Was würde Jesus sagen? Wer kennt diese Frage nicht. In hitzigen Debatten, bei moralischen Zwickmühlen oder angesichts großer gesellschaftlicher Herausforderungen taucht sie immer wieder auf. Es ist eine Frage, die den Menschen seit 2.000 Jahren beschäftigt – und sie ist so einfach wie unendlich komplex.
Der Wunsch, die Meinung Jesu direkt zu hören, ist verständlich. Er sehnt sich nach einer klaren, einfachen Antwort, einer Art göttlichem Ratschlag aus erster Hand. Aber genau hier liegt die Falle. Wir können nicht einfach ins Jahr 30 n. Chr. reisen und Jesus ein Interview geben. Die Quellen, die wir haben, sind die Evangelien und die weiteren Schriften des Neuen Testaments. Und selbst diese sind keine direkten Mitschriften, sondern theologische Zeugnisse der frühen Christen, verfasst, um den Glauben zu verkünden.

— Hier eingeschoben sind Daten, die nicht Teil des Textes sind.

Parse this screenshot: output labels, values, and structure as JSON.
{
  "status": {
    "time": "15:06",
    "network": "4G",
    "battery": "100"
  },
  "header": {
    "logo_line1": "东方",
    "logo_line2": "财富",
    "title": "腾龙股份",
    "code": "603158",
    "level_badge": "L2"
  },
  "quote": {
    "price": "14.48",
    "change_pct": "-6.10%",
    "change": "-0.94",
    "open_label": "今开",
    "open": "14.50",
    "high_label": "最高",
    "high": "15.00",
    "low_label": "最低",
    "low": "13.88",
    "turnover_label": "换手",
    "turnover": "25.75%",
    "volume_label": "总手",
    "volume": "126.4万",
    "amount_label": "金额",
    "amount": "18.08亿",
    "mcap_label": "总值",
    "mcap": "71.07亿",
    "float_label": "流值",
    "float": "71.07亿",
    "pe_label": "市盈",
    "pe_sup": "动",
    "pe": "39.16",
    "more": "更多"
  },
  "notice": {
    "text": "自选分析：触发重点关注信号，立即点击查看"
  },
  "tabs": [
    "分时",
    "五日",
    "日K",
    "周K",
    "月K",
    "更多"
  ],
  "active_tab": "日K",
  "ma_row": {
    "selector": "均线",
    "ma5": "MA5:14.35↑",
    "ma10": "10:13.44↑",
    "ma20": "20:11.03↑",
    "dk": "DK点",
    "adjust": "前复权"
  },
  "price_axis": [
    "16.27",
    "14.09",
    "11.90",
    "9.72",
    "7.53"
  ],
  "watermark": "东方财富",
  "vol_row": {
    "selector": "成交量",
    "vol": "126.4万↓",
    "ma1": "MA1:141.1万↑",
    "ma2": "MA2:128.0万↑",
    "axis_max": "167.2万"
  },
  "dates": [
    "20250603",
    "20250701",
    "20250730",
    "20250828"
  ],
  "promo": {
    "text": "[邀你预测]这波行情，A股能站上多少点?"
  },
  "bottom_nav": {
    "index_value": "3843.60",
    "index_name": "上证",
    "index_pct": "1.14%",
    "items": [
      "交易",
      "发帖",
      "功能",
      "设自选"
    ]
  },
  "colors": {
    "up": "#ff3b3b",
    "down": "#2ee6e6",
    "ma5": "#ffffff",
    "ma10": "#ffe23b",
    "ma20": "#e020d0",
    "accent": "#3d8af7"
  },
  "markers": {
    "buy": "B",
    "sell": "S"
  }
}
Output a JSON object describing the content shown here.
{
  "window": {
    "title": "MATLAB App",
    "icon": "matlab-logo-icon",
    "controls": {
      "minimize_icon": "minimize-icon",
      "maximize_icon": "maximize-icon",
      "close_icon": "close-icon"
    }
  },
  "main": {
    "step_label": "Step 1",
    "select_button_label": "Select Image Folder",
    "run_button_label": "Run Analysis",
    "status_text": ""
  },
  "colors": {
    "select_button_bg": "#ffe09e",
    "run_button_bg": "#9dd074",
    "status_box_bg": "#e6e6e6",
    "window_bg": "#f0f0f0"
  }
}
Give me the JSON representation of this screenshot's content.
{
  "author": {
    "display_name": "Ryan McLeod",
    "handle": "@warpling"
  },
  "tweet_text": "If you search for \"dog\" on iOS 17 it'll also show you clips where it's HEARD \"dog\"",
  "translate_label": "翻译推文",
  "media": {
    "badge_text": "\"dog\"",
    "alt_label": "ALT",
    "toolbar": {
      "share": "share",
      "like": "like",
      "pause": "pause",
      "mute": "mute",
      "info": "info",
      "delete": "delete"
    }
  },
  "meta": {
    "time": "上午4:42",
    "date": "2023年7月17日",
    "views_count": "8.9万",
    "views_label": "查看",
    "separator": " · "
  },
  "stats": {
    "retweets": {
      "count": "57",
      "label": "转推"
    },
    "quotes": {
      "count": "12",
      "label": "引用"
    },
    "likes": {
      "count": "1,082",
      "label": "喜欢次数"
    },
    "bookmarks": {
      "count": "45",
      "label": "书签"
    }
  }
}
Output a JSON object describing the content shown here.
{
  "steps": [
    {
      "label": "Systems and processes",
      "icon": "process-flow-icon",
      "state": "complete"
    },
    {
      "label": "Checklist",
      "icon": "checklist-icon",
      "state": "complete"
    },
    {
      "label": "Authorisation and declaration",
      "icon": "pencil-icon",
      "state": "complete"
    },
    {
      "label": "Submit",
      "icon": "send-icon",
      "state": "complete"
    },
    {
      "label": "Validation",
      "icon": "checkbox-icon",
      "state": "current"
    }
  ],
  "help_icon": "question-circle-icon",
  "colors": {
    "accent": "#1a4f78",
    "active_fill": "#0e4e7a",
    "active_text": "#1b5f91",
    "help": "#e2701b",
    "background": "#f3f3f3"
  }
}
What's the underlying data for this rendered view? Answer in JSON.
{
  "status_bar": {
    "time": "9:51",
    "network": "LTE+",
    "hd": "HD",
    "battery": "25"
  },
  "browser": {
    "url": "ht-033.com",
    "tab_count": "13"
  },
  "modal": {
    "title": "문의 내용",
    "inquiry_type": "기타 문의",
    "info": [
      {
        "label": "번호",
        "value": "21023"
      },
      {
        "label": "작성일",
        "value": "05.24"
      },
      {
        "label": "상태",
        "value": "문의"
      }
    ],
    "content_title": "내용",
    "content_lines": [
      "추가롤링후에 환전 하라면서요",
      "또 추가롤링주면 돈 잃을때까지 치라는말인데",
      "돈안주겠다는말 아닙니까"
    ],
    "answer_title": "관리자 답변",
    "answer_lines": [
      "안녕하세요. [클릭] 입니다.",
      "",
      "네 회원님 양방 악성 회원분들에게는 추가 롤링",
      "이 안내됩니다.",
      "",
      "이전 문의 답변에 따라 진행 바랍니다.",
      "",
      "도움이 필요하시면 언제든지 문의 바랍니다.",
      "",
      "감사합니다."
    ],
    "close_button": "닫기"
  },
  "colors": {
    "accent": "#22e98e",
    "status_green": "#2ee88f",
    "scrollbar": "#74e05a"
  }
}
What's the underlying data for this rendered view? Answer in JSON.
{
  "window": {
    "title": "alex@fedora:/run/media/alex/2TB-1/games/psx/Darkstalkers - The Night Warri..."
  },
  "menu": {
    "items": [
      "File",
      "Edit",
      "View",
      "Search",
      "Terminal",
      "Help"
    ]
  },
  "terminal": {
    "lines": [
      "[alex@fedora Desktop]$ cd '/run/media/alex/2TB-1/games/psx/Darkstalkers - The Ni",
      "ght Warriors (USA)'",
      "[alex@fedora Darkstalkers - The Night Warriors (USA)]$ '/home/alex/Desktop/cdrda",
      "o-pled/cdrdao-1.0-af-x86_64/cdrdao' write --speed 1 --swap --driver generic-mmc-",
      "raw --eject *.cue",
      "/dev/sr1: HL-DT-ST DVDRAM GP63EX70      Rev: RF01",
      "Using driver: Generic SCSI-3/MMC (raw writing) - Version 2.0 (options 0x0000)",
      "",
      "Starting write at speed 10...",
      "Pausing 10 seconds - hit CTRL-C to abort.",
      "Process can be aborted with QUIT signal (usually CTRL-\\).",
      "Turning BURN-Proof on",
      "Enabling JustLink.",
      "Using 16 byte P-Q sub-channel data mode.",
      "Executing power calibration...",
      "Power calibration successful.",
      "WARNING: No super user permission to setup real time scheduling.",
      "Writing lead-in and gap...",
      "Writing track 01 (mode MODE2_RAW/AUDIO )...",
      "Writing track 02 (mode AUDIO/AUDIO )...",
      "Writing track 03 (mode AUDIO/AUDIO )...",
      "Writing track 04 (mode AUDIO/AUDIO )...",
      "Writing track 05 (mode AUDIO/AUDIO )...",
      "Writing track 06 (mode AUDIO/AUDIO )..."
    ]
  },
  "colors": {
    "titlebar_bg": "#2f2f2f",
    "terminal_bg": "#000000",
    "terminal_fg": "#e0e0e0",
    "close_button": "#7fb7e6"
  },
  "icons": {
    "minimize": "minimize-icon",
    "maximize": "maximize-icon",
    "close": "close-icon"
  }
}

Schon in der frühen Kirche war diese Frage relevant. Der Kirchenvater Augustinus von Hippo (354-430) betonte, dass der Glaube nicht nur ein äußerliches Befolgen von Regeln sei, sondern eine innere Haltung, die aus der Liebe zu Gott erwächst. In seiner Schrift „Vom Gottesstaat“ argumentiert er, dass das wahre Leben in Christus in der Liebe und nicht in der starren Gesetzestreue zu finden sei. Das heißt: Es geht weniger darum, was Jesus in einer bestimmten Situation sagen würde, sondern vielmehr darum, wie Jesus gelebt hat und welche Haltung er uns vorlebt.
Ein weiterer wichtiger Theologe, der uns bei dieser Frage helfen kann, ist Dietrich Bonhoeffer (1906-1945). Er sprach in seinem Werk „Nachfolge“ von der „Stellvertretung“. Jesus hat sich für uns in den Tod begeben und uns damit ein Vorbild der Hingabe gegeben. Bonhoeffer betonte, dass Nachfolge kein billiger, sondern ein teurer Gnadenakt ist. Es geht darum, sich aktiv in die Welt hineinzubegeben und für andere einzutreten, so wie Jesus es getan hat. „Wenn die Nachfolge Jesu Christi zur Voraussetzung des Glaubens gemacht wird, dann geschieht es, um deutlich zu machen, dass der Glaube nicht ein ‚privater‘ Gedanke, sondern das Leben ist.“ (Dietrich Bonhoeffer, Nachfolge)
Die Frage „Was würde Jesus sagen?“ führt uns also nicht zu einer einfachen, fertigen Antwort, sondern sie lädt uns ein, tiefer zu blicken.
Sie fordert uns auf, uns mit den zentralen Themen der Evangelien auseinanderzusetzen:
- Die Liebe zu Gott und zum Nächsten (Mt 22,37-39)
- Die Barmherzigkeit gegenüber den Ausgestoßenen (Lk 15)
- Die Gerechtigkeit für die Armen und Schwachen (Lk 4,18)
- Der Ruf zur Vergebung (Mt 6,14)
Die Theologin Dorothee Sölle (1929-2003) sprach von der „politischen Theologie“. Sie betonte, dass Glaube nicht nur eine private Angelegenheit sei, sondern immer auch eine politische Dimension habe. Glaube, der sich nicht in der Praxis für Gerechtigkeit und Frieden einsetzt, ist für sie leer. Jesus selbst stand auf der Seite der Ausgegrenzten und Machtlosen.
Die Frage „Was würde Jesus sagen?“ ist somit keine Frage, die man mit einem einfachen Satz beantworten kann. Vielmehr ist es eine Frage an uns selbst:
- Was tue ich in dieser Situation?
- Welche Werte leiten mich?
- Wie kann ich in meinem Handeln die Liebe, Gerechtigkeit und Barmherzigkeit widerspiegeln, die Jesus vorgelebt hat?
Die Frage „Was würde Jesus sagen?“ verlangt also keine Antwort von einem, sondern eine Antwort von uns allen – in unserem eigenen Handeln und in unserem Einsatz für eine bessere Welt.